Revue : Le Pierre Corneille

Les Amis de Flaubert – Année 1964 – Bulletin n° 24 – Page 38

 

Un article oublié d’Émile Zola sur Flaubert

dans la revue Le Pierre Corneille

Cet article écrit du vivant de Flaubert semble méconnu. Il a paru dans une revue mensuelle rouennaise, qui n’eut que quatre numéros, mais dont le titre fut claironnant : Le Pierre Corneille. Son fondateur fut Alexandre Collignon. Au bout de quatre mois, selon Raoul Aubé (1) qui le connut, il « délaissa à l’improviste, revue et abonnés, pour aller tenter sa chance à Paris ». Il fut connu ensuite comme caricaturiste dans plusieurs journaux de la capitale, sous le pseudonyme de « Coll-Toc ». Le rédacteur en chef ne poursuivit pas l’entreprise : c’était Julien Goujon (2) qui devait mourir sénateur du département en 1912, après avoir été longtemps député d’Elbeuf.

Cette revue avait pourtant été habilement lancée, en plus de son titre attirant, elle aurait mérité une plus longue durée. De format grand in-4° comportant 16 pages sur papier de luxe, l’abonnement était de 12 francs par an. Elle s’intéressait à la littérature, aux beaux-arts et à la musique. Elle publia surtout de nombreuses poésies, de bons dessins et quelques articles, notamment celui de Zola, d’autres sur Louis Bouilhet par Morcelet, de Julien Goujon sur Maupassant et une poésie de 28 vers sur la mort de Flaubert, avec un dessin de Collignon.

Grâce à son titre prestigieux, de nombreux littérateurs s’étaient inscrits comme membres fondateurs avec Victor Hugo comme président, Daudet, Sully-Prudhomme, Claretie Cladel, Sarcey, School, Zola, Houssaye, Vacquerie, Coppée, Gill, Clovis Hugues, Flaubert, Maupassant, de la Villehervé, Sarah Bernardt, Mlle Leroyer de Chantepie. Des rouennais : Georges Dubosc, Dr Bellencontre, Léon de Vesly, de Lérue, Dorchain, d’Osmoy. Plus de deux cents membres et abonnés qui auraient dû assurer une longue vie au Pierre Corneille, si Collignon n’avait pas laissé sa ville natale, pour la capitale.

Cette revue est devenue fort rare. La bibliothèque municipale de Rouen en possède une collection complète.

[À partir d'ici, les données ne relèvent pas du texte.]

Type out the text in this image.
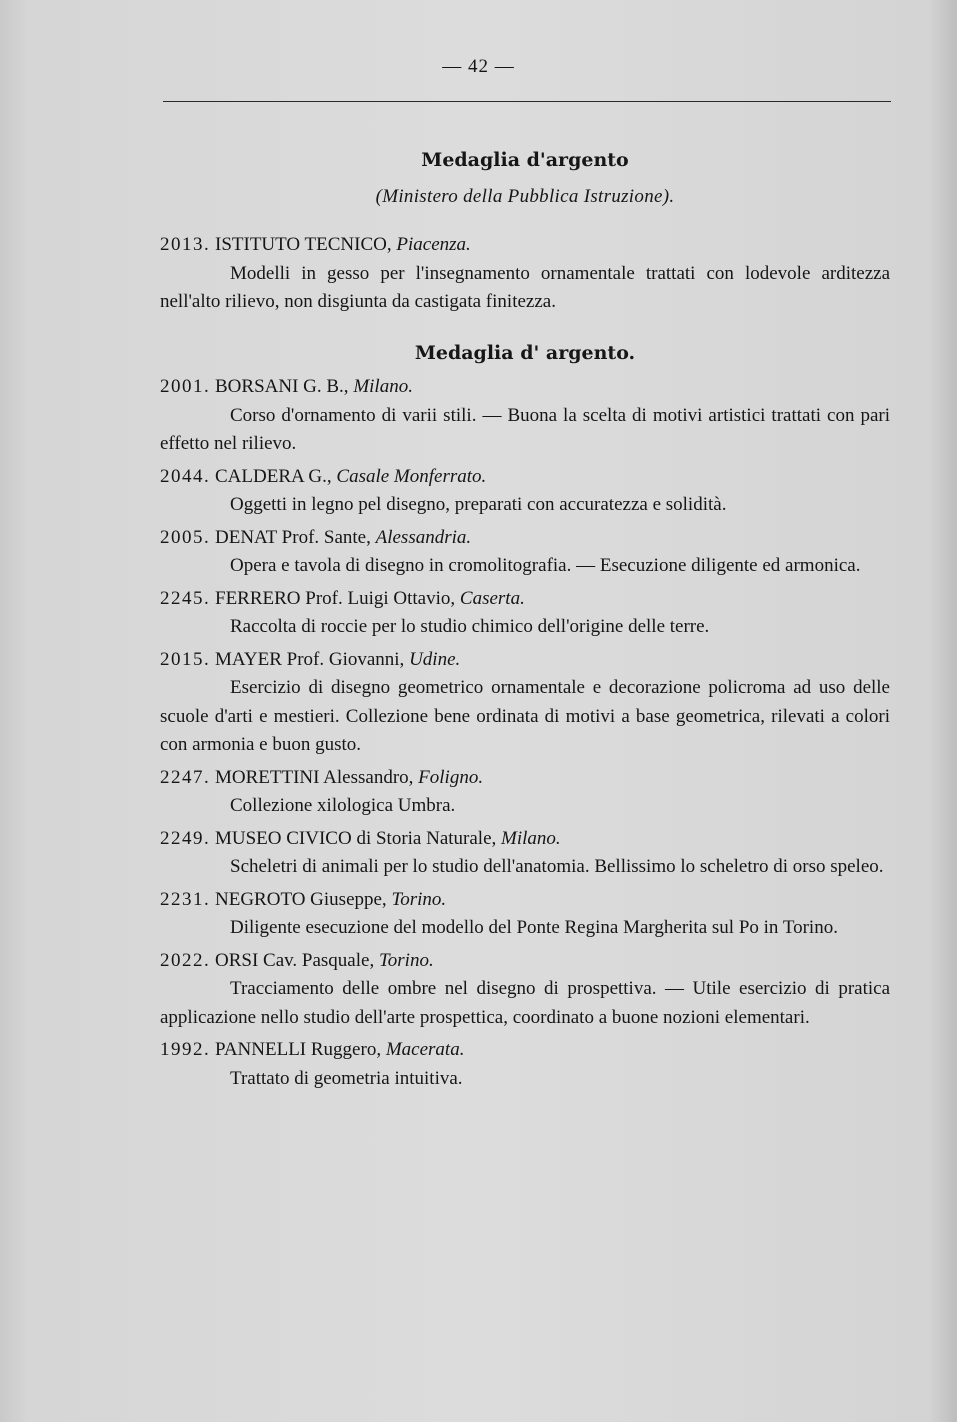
— 42 —

Medaglia d'argento

(Ministero della Pubblica Istruzione).

2013. ISTITUTO TECNICO, Piacenza.
Modelli in gesso per l'insegnamento ornamentale trattati con lodevole arditezza nell'alto rilievo, non disgiunta da castigata finitezza.

Medaglia d' argento.

2001. BORSANI G. B., Milano.
Corso d'ornamento di varii stili. — Buona la scelta di motivi artistici trattati con pari effetto nel rilievo.
2044. CALDERA G., Casale Monferrato.
Oggetti in legno pel disegno, preparati con accuratezza e solidità.
2005. DENAT Prof. Sante, Alessandria.
Opera e tavola di disegno in cromolitografia. — Esecuzione diligente ed armonica.
2245. FERRERO Prof. Luigi Ottavio, Caserta.
Raccolta di roccie per lo studio chimico dell'origine delle terre.
2015. MAYER Prof. Giovanni, Udine.
Esercizio di disegno geometrico ornamentale e decorazione policroma ad uso delle scuole d'arti e mestieri. Collezione bene ordinata di motivi a base geometrica, rilevati a colori con armonia e buon gusto.
2247. MORETTINI Alessandro, Foligno.
Collezione xilologica Umbra.
2249. MUSEO CIVICO di Storia Naturale, Milano.
Scheletri di animali per lo studio dell'anatomia. Bellissimo lo scheletro di orso speleo.
2231. NEGROTO Giuseppe, Torino.
Diligente esecuzione del modello del Ponte Regina Margherita sul Po in Torino.
2022. ORSI Cav. Pasquale, Torino.
Tracciamento delle ombre nel disegno di prospettiva. — Utile esercizio di pratica applicazione nello studio dell'arte prospettica, coordinato a buone nozioni elementari.
1992. PANNELLI Ruggero, Macerata.
Trattato di geometria intuitiva.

L’article de Zola que nous publions complètement offre l’avantage d’avoir été écrit avant la mort de Flaubert. Il lui a peut-être été soumis. Mais encore vivant, il aurait su ce que son ami Zola pensait de lui et de son œuvre : Flaubert étant décédé dans l’intervalle du premier et du second numéro. Zola devait écrire ensuite pour le Figaro deux longs articles qui furent publiés dans ses œuvres complètes. Celui-ci a dû échapper à la vigilance des éditeurs. Il a une fraîcheur d’analyse et d’observation qui mérite la réimpression.

(1) Bibl. mun. de Rouen. Bibliographie de la presse rouennaise de Raoul Aubé (Ms).

(2) Julien Goujon, ancien élève du lycée Corneille, avocat, conseiller général de Rouen, longtemps député d’Elbeuf, puis sénateur de la Seine-Maritime, décédé en 1912. Il a collaboré au Tam-Tam de Rouen, à Paris-Plaisir, fonda le Molière, et est l’auteur de plusieurs pièces. (Voir Journal de Rouen, 19 mars 1912, art, de G. Dubosc.)